Even Wooden Leg emerged out of the dust and gun-smoke, swinging his bow to come between a soldier and his big gray horse, striking the white man across the shoulders. The young warrior rode off in triumph, knowing he had dented the shiny brass horn the soldier carried behind his left arm.

During these fierce moments among the soldiers and their mounts, one of the enemy’s horses became frightened and ran away with its rider, carrying the soldier right toward the Shahiyena and Lakota lines. As much as he tried to rip back on the reins, the horse continued on, fighting the bit, its head turned nearly backward as the scared, bareheaded soldier plummeted toward certain death. As it galloped ever closer, one of the warriors shot the horse in its chest. Gradually the animal slowed its race as it neared the Shahiyena where the warriors swarmed out to pull the soldier from the horse and club him, a dozen or more racing in, each to count coup and stab the white man.

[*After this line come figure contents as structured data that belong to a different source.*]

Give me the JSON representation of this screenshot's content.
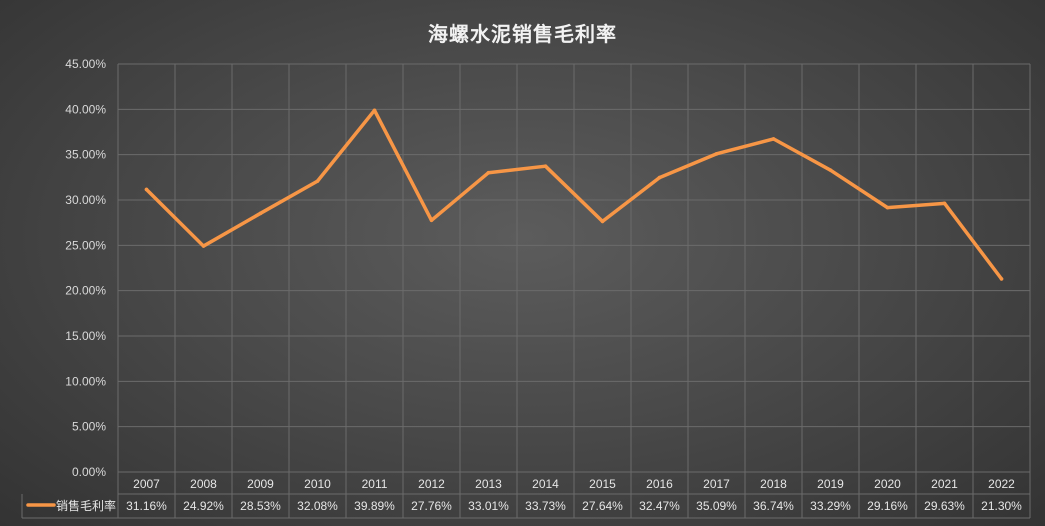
{
  "chart_data": {
    "type": "line",
    "title": "海螺水泥销售毛利率",
    "categories": [
      "2007",
      "2008",
      "2009",
      "2010",
      "2011",
      "2012",
      "2013",
      "2014",
      "2015",
      "2016",
      "2017",
      "2018",
      "2019",
      "2020",
      "2021",
      "2022"
    ],
    "series": [
      {
        "name": "销售毛利率",
        "values": [
          31.16,
          24.92,
          28.53,
          32.08,
          39.89,
          27.76,
          33.01,
          33.73,
          27.64,
          32.47,
          35.09,
          36.74,
          33.29,
          29.16,
          29.63,
          21.3
        ],
        "value_labels": [
          "31.16%",
          "24.92%",
          "28.53%",
          "32.08%",
          "39.89%",
          "27.76%",
          "33.01%",
          "33.73%",
          "27.64%",
          "32.47%",
          "35.09%",
          "36.74%",
          "33.29%",
          "29.16%",
          "29.63%",
          "21.30%"
        ],
        "color": "#f79646"
      }
    ],
    "y_ticks": [
      "0.00%",
      "5.00%",
      "10.00%",
      "15.00%",
      "20.00%",
      "25.00%",
      "30.00%",
      "35.00%",
      "40.00%",
      "45.00%"
    ],
    "ylim": [
      0,
      45
    ],
    "grid": true,
    "legend": "data-table-left",
    "colors": {
      "background": "#4a4a4a",
      "grid": "#6b6b6b",
      "text": "#d9d9d9",
      "line": "#f79646"
    }
  }
}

Hot was their blood that day.

Dismounted, the soldiers dug in behind the rocks and
humps and coulees scattered across that rough ground. And now the battle changed. What had been fun quickly turned grim. What had been reason for laughter now elicited cries of despair and anger as they all watched friends fall, some attempting to crawl away, out of range of the soldier guns. As the sun climbed in the sky, more and more ponies lay dead and dying on the ground. From time to time one of the Shahiyena rode in to rescue another warrior hurled from his pony, perhaps a friend who lay wounded in the grass. They dared not leave a single body on that battlefield, knowing how the Snakes and Raven People would mutilate their enemies.

Chief Comes in Sight was one of those Wooden Leg saw fall.

On horseback Chief Comes in Sight and White Elk had passed one another dangerously close to the soldiers twice before, and now they began another death-defying race before the enemy guns—White Elk riding in from the east and Chief Comes in Sight from the west nearest the gap. Just after they had passed, taunting the soldiers, a bullet struck Chief Comes in Sight’s pony. The animal started down in a blur, hurling its rider over its neck as it fell, tumbling in a heap—less than four arrow flights away from the enemy’s scouts. Bullets immediately began to fall around the dazed warrior, kicking up tiny spouts of dust, splattering leadenly against the face of the bluffs behind him.